One of the great revelations of modern astronomy are the supermassive black holes – millions to billions of times more massive than our sun – found at the hearts of most galaxies. Most, like the black hole at the center of our Milky Way galaxy, are quiet, but some are known to be voraciously devouring nearby stars, gas and dust. In this process, some also produce powerful winds and jets. Astronomers have suspected that black hole winds might be responsible for draining galaxies of the interstellar gas from which new stars are born. Now they have an example of at least one galaxy doing precisely that. Astronomers using the European Space Agency’s Herschel space observatory have found that the winds blowing from a huge black hole are sweeping away its host galaxy’s reservoir of raw star-building material.

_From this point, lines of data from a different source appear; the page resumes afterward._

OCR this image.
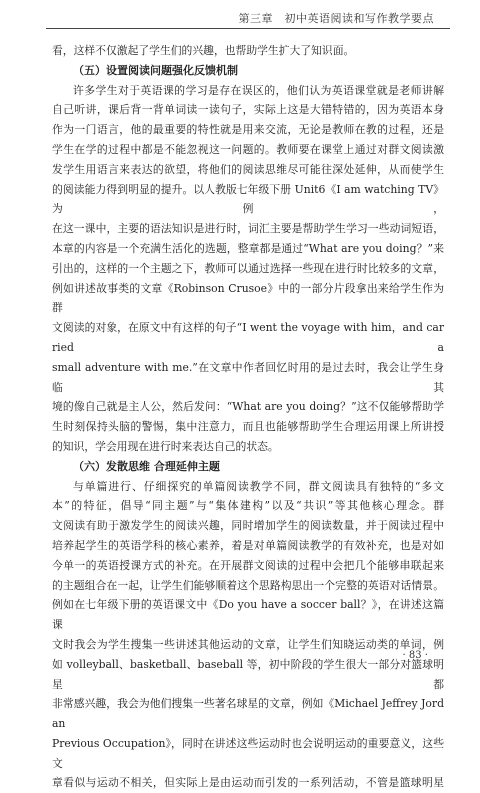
第三章　初中英语阅读和写作教学要点
看，这样不仅激起了学生们的兴趣，也帮助学生扩大了知识面。
（五）设置阅读问题强化反馈机制
许多学生对于英语课的学习是存在误区的，他们认为英语课堂就是老师讲解
自己听讲，课后背一背单词读一读句子，实际上这是大错特错的，因为英语本身
作为一门语言，他的最重要的特性就是用来交流，无论是教师在教的过程，还是
学生在学的过程中都是不能忽视这一问题的。教师要在课堂上通过对群文阅读激
发学生用语言来表达的欲望，将他们的阅读思维尽可能往深处延伸，从而使学生
的阅读能力得到明显的提升。以人教版七年级下册 Unit6《I am watching TV》为例，
在这一课中，主要的语法知识是进行时，词汇主要是帮助学生学习一些动词短语，
本章的内容是一个充满生活化的选题，整章都是通过“What are you doing？”来
引出的，这样的一个主题之下，教师可以通过选择一些现在进行时比较多的文章，
例如讲述故事类的文章《Robinson Crusoe》中的一部分片段拿出来给学生作为群
文阅读的对象，在原文中有这样的句子“I went the voyage with him，and carried a
small adventure with me.”在文章中作者回忆时用的是过去时，我会让学生身临其
境的像自己就是主人公，然后发问：“What are you doing？”这不仅能够帮助学
生时刻保持头脑的警惕，集中注意力，而且也能够帮助学生合理运用课上所讲授
的知识，学会用现在进行时来表达自己的状态。
（六）发散思维 合理延伸主题
与单篇进行、仔细探究的单篇阅读教学不同，群文阅读具有独特的“多文
本”的特征，倡导“同主题”与“集体建构”以及“共识”等其他核心理念。群
文阅读有助于激发学生的阅读兴趣，同时增加学生的阅读数量，并于阅读过程中
培养起学生的英语学科的核心素养，着是对单篇阅读教学的有效补充，也是对如
今单一的英语授课方式的补充。在开展群文阅读的过程中会把几个能够串联起来
的主题组合在一起，让学生们能够顺着这个思路构思出一个完整的英语对话情景。
例如在七年级下册的英语课文中《Do you have a soccer ball？》，在讲述这篇课
文时我会为学生搜集一些讲述其他运动的文章，让学生们知晓运动类的单词，例
如 volleyball、basketball、baseball 等，初中阶段的学生很大一部分对篮球明星都
非常感兴趣，我会为他们搜集一些著名球星的文章，例如《Michael Jeffrey Jordan
Previous Occupation》，同时在讲述这些运动时也会说明运动的重要意义，这些文
章看似与运动不相关，但实际上是由运动而引发的一系列活动，不管是篮球明星
· 83 ·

Francesco Tombesi from NASA’s Goddard Space Flight Center and the University of Maryland, USA, who led the research published March 26, 2015 in Nature, said:
This is the first time that we have seen a supermassive black hole in action, blowing away the galaxy’s reservoir of star-making gas.
The astronomers combined infrared observations from ESA’s Herschel space observatory with new data from the Japanese/US Suzaku X-ray satellite to detect black hole winds from the central black hole of a galaxy known as IRAS F11119+3257. They also learned the winds’ role in pushing star-forming gas in this galaxy outward.
In a statement, these astronomers said:
The winds start small and fast, gusting at about 25% the speed of light near the black hole and blowing away about the equivalent of one solar mass of gas every year.
As they progress outwards, the winds slow but sweep up an additional few hundred solar masses of gas molecules per year and push it out of the galaxy.
This is the first solid proof that black-hole winds are stripping their host galaxies of gas by driving large-scale outflows.
The astronomers say that the winds from black holes in the hearts of galaxies could eventually affect a galaxy’s star-forming activity, slowing it down or possibly quenching it entirely.
Bottom line: Astronomers thought that winds from supermassive black holes at the hearts of some galaxies should be capable of blowing away the interstellar gas needed for star formation. Now they have an example of a galaxy – known as IRAS F11119+3257 – doing exactly that.